On Wikipedia it states that for any Tychonoff space $X$ there is a natural embedding into $[0,1]^{C(X,[0,1])}$. I assume this embedding is $\iota(x)(f)=f(x)$. I am able to prove that $\iota$ is continuous and injective. However, I am not able to see why $\iota$ is open onto its image.
I have one more question about this embedding, since Wikipedia also states this is the Stone Čech compactification. However I do not see why $\iota(X)$ is dense. Wouldn't the Stone Čech compactification be $\beta X=\overline{\iota(X)}$?

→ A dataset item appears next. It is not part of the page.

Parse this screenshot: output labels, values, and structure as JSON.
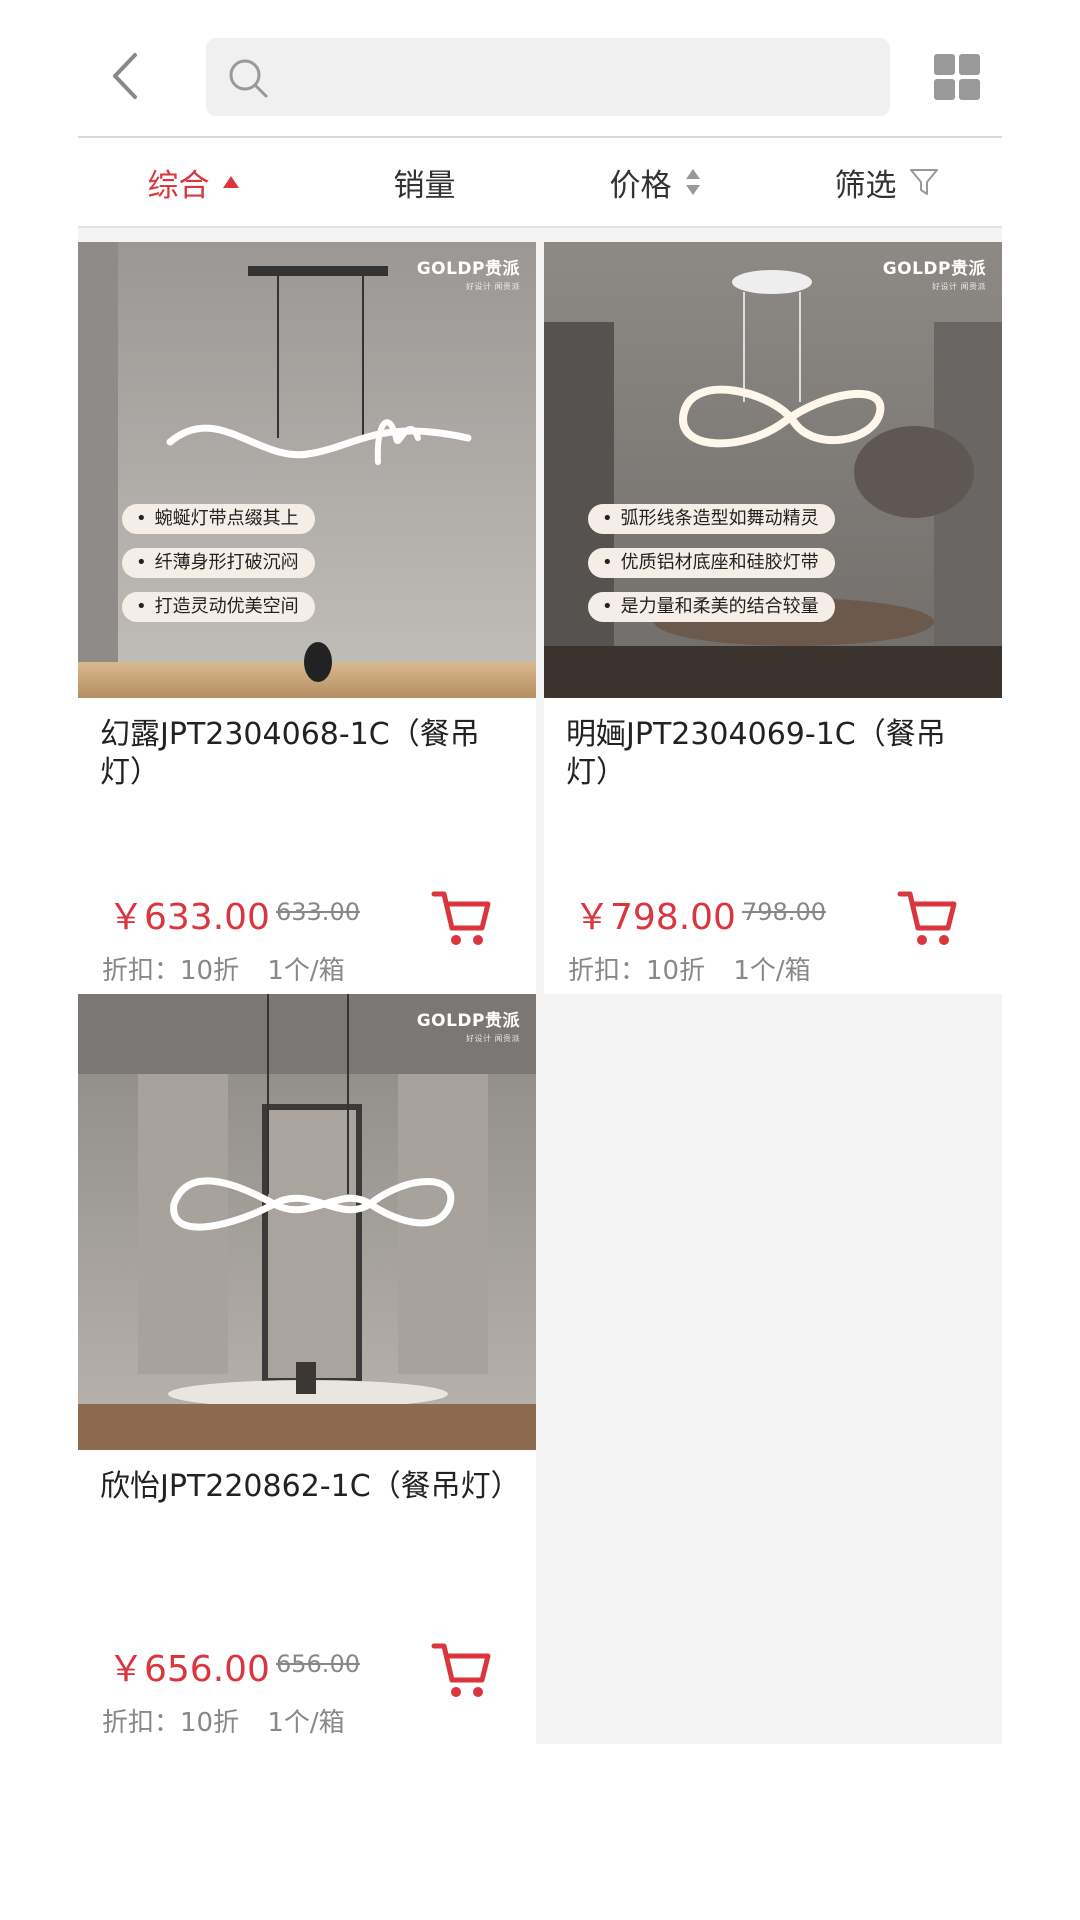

Showing $l^{-1}$ is continuous is equivalent to showing $l(x_\alpha) \to l(x)$ implies $x_\alpha \to x$ for any net $(x_\alpha)$. Suppose $x_\alpha \not \to x$. Then there is some neighborhood, $U$, of $x$ such that $x_\alpha$ frequently lies outside $U$. By definition of a Tychonoff space, there is some continuous function $f : X \to [0,1]$ with $f(x) = 1$ and $f|_{U^c} \equiv 0$. For this $f$, it holds that $f(x_\alpha) \not \to f(x)$. In other words, $(l(x_\alpha))(f) \not \to (l(x))(f)$, which in particular means $l(x_\alpha) \not \to l(x)$ (since $[0,1]^{C(X,[0,1])}$ is endowed with the topology of pointwise convergence).
As for the second part of your question, you are correct: $\beta X = \overline{l(X)}$.